Wait I think you just made something click for me?

It is harder than it used to be to actually read/watch/listen to the things people recommend me. And it's also like pulling teeth to get someone to follow through with my recommendations as well.

I just assumed it was generalized "we're all older and tired" thing but I think you're right, we're inundated with recommendations now. It doesn't matter that they're generally lower quality, that they are not going to expand my usual tastes, that it would mean so much more to read my friend's favorite book than whatever the algorithm says "readers also liked". My brain interprets it the same and it becomes overwhelmed, exhausted. It's just another entry in the infinite list of things that I simultaneously must read and will never get to.

Shit, I think I need to start consciously reprioritizing things

...God, I feel this.
I've had stuff recommended to me that takes me forever to get around to, and then it ends up turning into this "well damn, why did this take me so fucking long?" deal.

I find it easier to actually enjoy something with someone at the same time. With music (lots of good stuff I've discovered by watching someone playing music while streaming artwork) and movies. Hell, it's tough for me to even watch something on my own!

It's nice to have an idea as to why that happens. (...though I'll admit there's been some absolute home-run algorithm music recommendations...)

I agree with 99.9% of this but disagree on getting books.

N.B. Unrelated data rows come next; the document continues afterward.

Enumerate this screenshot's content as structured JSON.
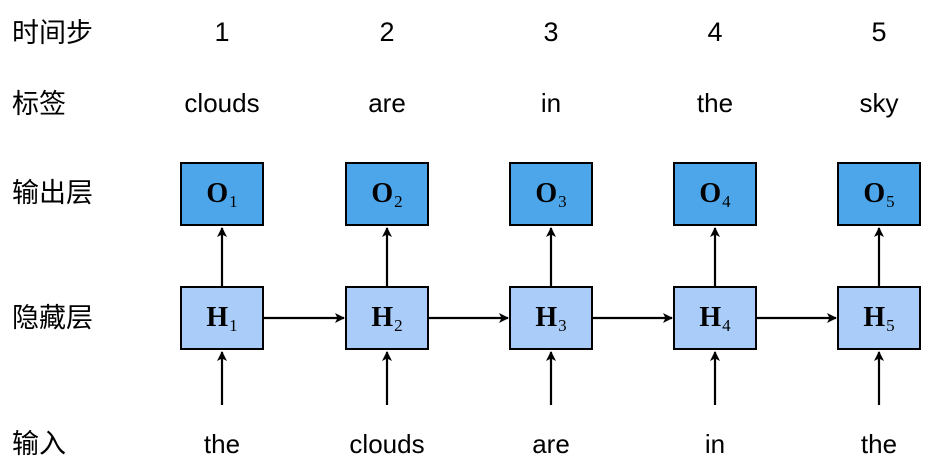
{
  "row_labels": {
    "timestep": "时间步",
    "label": "标签",
    "output_layer": "输出层",
    "hidden_layer": "隐藏层",
    "input": "输入"
  },
  "steps": [
    {
      "timestep": "1",
      "label": "clouds",
      "output_symbol": "O",
      "output_sub": "1",
      "hidden_symbol": "H",
      "hidden_sub": "1",
      "input": "the"
    },
    {
      "timestep": "2",
      "label": "are",
      "output_symbol": "O",
      "output_sub": "2",
      "hidden_symbol": "H",
      "hidden_sub": "2",
      "input": "clouds"
    },
    {
      "timestep": "3",
      "label": "in",
      "output_symbol": "O",
      "output_sub": "3",
      "hidden_symbol": "H",
      "hidden_sub": "3",
      "input": "are"
    },
    {
      "timestep": "4",
      "label": "the",
      "output_symbol": "O",
      "output_sub": "4",
      "hidden_symbol": "H",
      "hidden_sub": "4",
      "input": "in"
    },
    {
      "timestep": "5",
      "label": "sky",
      "output_symbol": "O",
      "output_sub": "5",
      "hidden_symbol": "H",
      "hidden_sub": "5",
      "input": "the"
    }
  ],
  "colors": {
    "output_fill": "#4ea6ea",
    "hidden_fill": "#a9cdf8",
    "stroke": "#000000"
  }
}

I love getting books from friends and family. I was surprised consoles made such a big push for because I (naively?) thought that gift giving would be such a huge part of sales that pushing for digital would be risky.

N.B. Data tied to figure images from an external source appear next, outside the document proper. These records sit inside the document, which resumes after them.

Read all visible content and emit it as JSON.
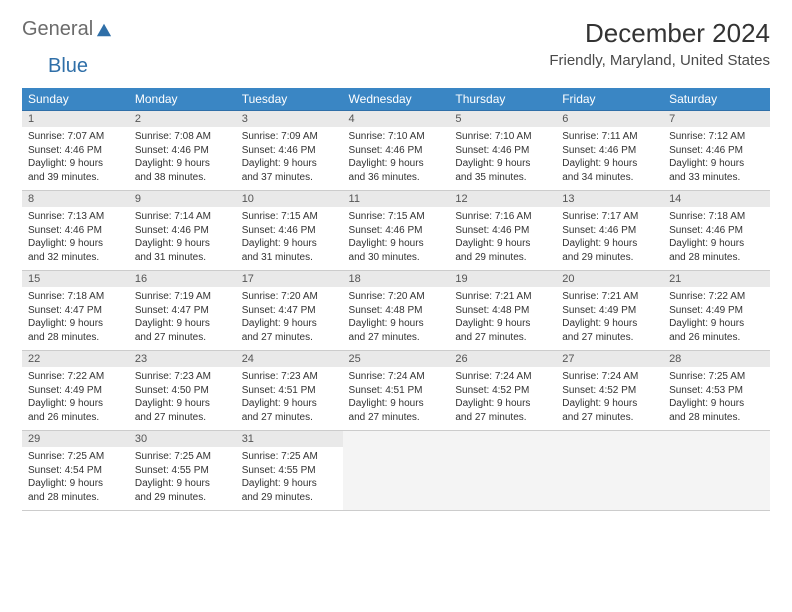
{
  "brand": {
    "part1": "General",
    "part2": "Blue"
  },
  "title": "December 2024",
  "location": "Friendly, Maryland, United States",
  "colors": {
    "header_bg": "#3a86c4",
    "header_text": "#ffffff",
    "row_border_top": "#2f6fa8",
    "daynum_bg": "#e9e9e9",
    "body_text": "#333333",
    "brand_gray": "#6b6b6b",
    "brand_blue": "#2f6fa8"
  },
  "typography": {
    "title_fontsize": 26,
    "subtitle_fontsize": 15,
    "dayhead_fontsize": 12,
    "cell_fontsize": 10
  },
  "calendar": {
    "type": "table",
    "day_headers": [
      "Sunday",
      "Monday",
      "Tuesday",
      "Wednesday",
      "Thursday",
      "Friday",
      "Saturday"
    ],
    "weeks": [
      [
        {
          "n": "1",
          "sr": "7:07 AM",
          "ss": "4:46 PM",
          "dh": "9",
          "dm": "39"
        },
        {
          "n": "2",
          "sr": "7:08 AM",
          "ss": "4:46 PM",
          "dh": "9",
          "dm": "38"
        },
        {
          "n": "3",
          "sr": "7:09 AM",
          "ss": "4:46 PM",
          "dh": "9",
          "dm": "37"
        },
        {
          "n": "4",
          "sr": "7:10 AM",
          "ss": "4:46 PM",
          "dh": "9",
          "dm": "36"
        },
        {
          "n": "5",
          "sr": "7:10 AM",
          "ss": "4:46 PM",
          "dh": "9",
          "dm": "35"
        },
        {
          "n": "6",
          "sr": "7:11 AM",
          "ss": "4:46 PM",
          "dh": "9",
          "dm": "34"
        },
        {
          "n": "7",
          "sr": "7:12 AM",
          "ss": "4:46 PM",
          "dh": "9",
          "dm": "33"
        }
      ],
      [
        {
          "n": "8",
          "sr": "7:13 AM",
          "ss": "4:46 PM",
          "dh": "9",
          "dm": "32"
        },
        {
          "n": "9",
          "sr": "7:14 AM",
          "ss": "4:46 PM",
          "dh": "9",
          "dm": "31"
        },
        {
          "n": "10",
          "sr": "7:15 AM",
          "ss": "4:46 PM",
          "dh": "9",
          "dm": "31"
        },
        {
          "n": "11",
          "sr": "7:15 AM",
          "ss": "4:46 PM",
          "dh": "9",
          "dm": "30"
        },
        {
          "n": "12",
          "sr": "7:16 AM",
          "ss": "4:46 PM",
          "dh": "9",
          "dm": "29"
        },
        {
          "n": "13",
          "sr": "7:17 AM",
          "ss": "4:46 PM",
          "dh": "9",
          "dm": "29"
        },
        {
          "n": "14",
          "sr": "7:18 AM",
          "ss": "4:46 PM",
          "dh": "9",
          "dm": "28"
        }
      ],
      [
        {
          "n": "15",
          "sr": "7:18 AM",
          "ss": "4:47 PM",
          "dh": "9",
          "dm": "28"
        },
        {
          "n": "16",
          "sr": "7:19 AM",
          "ss": "4:47 PM",
          "dh": "9",
          "dm": "27"
        },
        {
          "n": "17",
          "sr": "7:20 AM",
          "ss": "4:47 PM",
          "dh": "9",
          "dm": "27"
        },
        {
          "n": "18",
          "sr": "7:20 AM",
          "ss": "4:48 PM",
          "dh": "9",
          "dm": "27"
        },
        {
          "n": "19",
          "sr": "7:21 AM",
          "ss": "4:48 PM",
          "dh": "9",
          "dm": "27"
        },
        {
          "n": "20",
          "sr": "7:21 AM",
          "ss": "4:49 PM",
          "dh": "9",
          "dm": "27"
        },
        {
          "n": "21",
          "sr": "7:22 AM",
          "ss": "4:49 PM",
          "dh": "9",
          "dm": "26"
        }
      ],
      [
        {
          "n": "22",
          "sr": "7:22 AM",
          "ss": "4:49 PM",
          "dh": "9",
          "dm": "26"
        },
        {
          "n": "23",
          "sr": "7:23 AM",
          "ss": "4:50 PM",
          "dh": "9",
          "dm": "27"
        },
        {
          "n": "24",
          "sr": "7:23 AM",
          "ss": "4:51 PM",
          "dh": "9",
          "dm": "27"
        },
        {
          "n": "25",
          "sr": "7:24 AM",
          "ss": "4:51 PM",
          "dh": "9",
          "dm": "27"
        },
        {
          "n": "26",
          "sr": "7:24 AM",
          "ss": "4:52 PM",
          "dh": "9",
          "dm": "27"
        },
        {
          "n": "27",
          "sr": "7:24 AM",
          "ss": "4:52 PM",
          "dh": "9",
          "dm": "27"
        },
        {
          "n": "28",
          "sr": "7:25 AM",
          "ss": "4:53 PM",
          "dh": "9",
          "dm": "28"
        }
      ],
      [
        {
          "n": "29",
          "sr": "7:25 AM",
          "ss": "4:54 PM",
          "dh": "9",
          "dm": "28"
        },
        {
          "n": "30",
          "sr": "7:25 AM",
          "ss": "4:55 PM",
          "dh": "9",
          "dm": "29"
        },
        {
          "n": "31",
          "sr": "7:25 AM",
          "ss": "4:55 PM",
          "dh": "9",
          "dm": "29"
        },
        null,
        null,
        null,
        null
      ]
    ]
  },
  "labels": {
    "sunrise_prefix": "Sunrise: ",
    "sunset_prefix": "Sunset: ",
    "daylight_prefix": "Daylight: ",
    "hours_word": " hours",
    "and_word": "and ",
    "minutes_word": " minutes."
  }
}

My parents dumped all their physical media entirely several years ago and don't even have CD or DVD players or anything anymore, and finding affordable gifts for them has become borderline impossible.

Woo. My Cohost is finally activated!

Anyway, I need to get buying some of the remaining Christmas gifts soon. All of them have been physical, so we can place them under the Christmas tree, or bring up when visiting.

Same. Tapes especially because the time spent making them is linear - you sit and play/pause (or mix, if you've got the gear) at the same rate as the recipient experiences. There's something about that.

I still have mixtapes siblings and friends made and they are profound objects, more than just a connection to a person and a time. When I look back I see a good many of the gateways and paths that define my identity (and profession); they were invitations to new places.

absolutely, and beautifully said. i have the same associations with them. my mix CD process was high-care enough that i'd generally listen to each track multiple times to evaluate transitions and the overall vibe arc, which i think grew out of my first few years making tapes immediately before that.

Recently I was gifted the modern equivalent of a mixtape: a friend, along with their letter, sent me a piece of paper with the names of songs for a playlist, embellished with nice lettering and a few drawings. And then I had to manually go into spotify, create a playlist and enter all the titles, all with the excitement of hearing my friend's music recommendation at the end of it. It was a really pleasant experience and I will be trying to do it again!

I want to know why physical purchases of ebooks aren't a thing. Naively it would seem to be a big advantage that physical places like B&N (or indie stores with a partnership with Kobo or whatever) would have over Amazon. Especially when ebooks are so much cheaper than physical books, a place that could take in cash and sell an ebook copy would seem to be an obvious business model.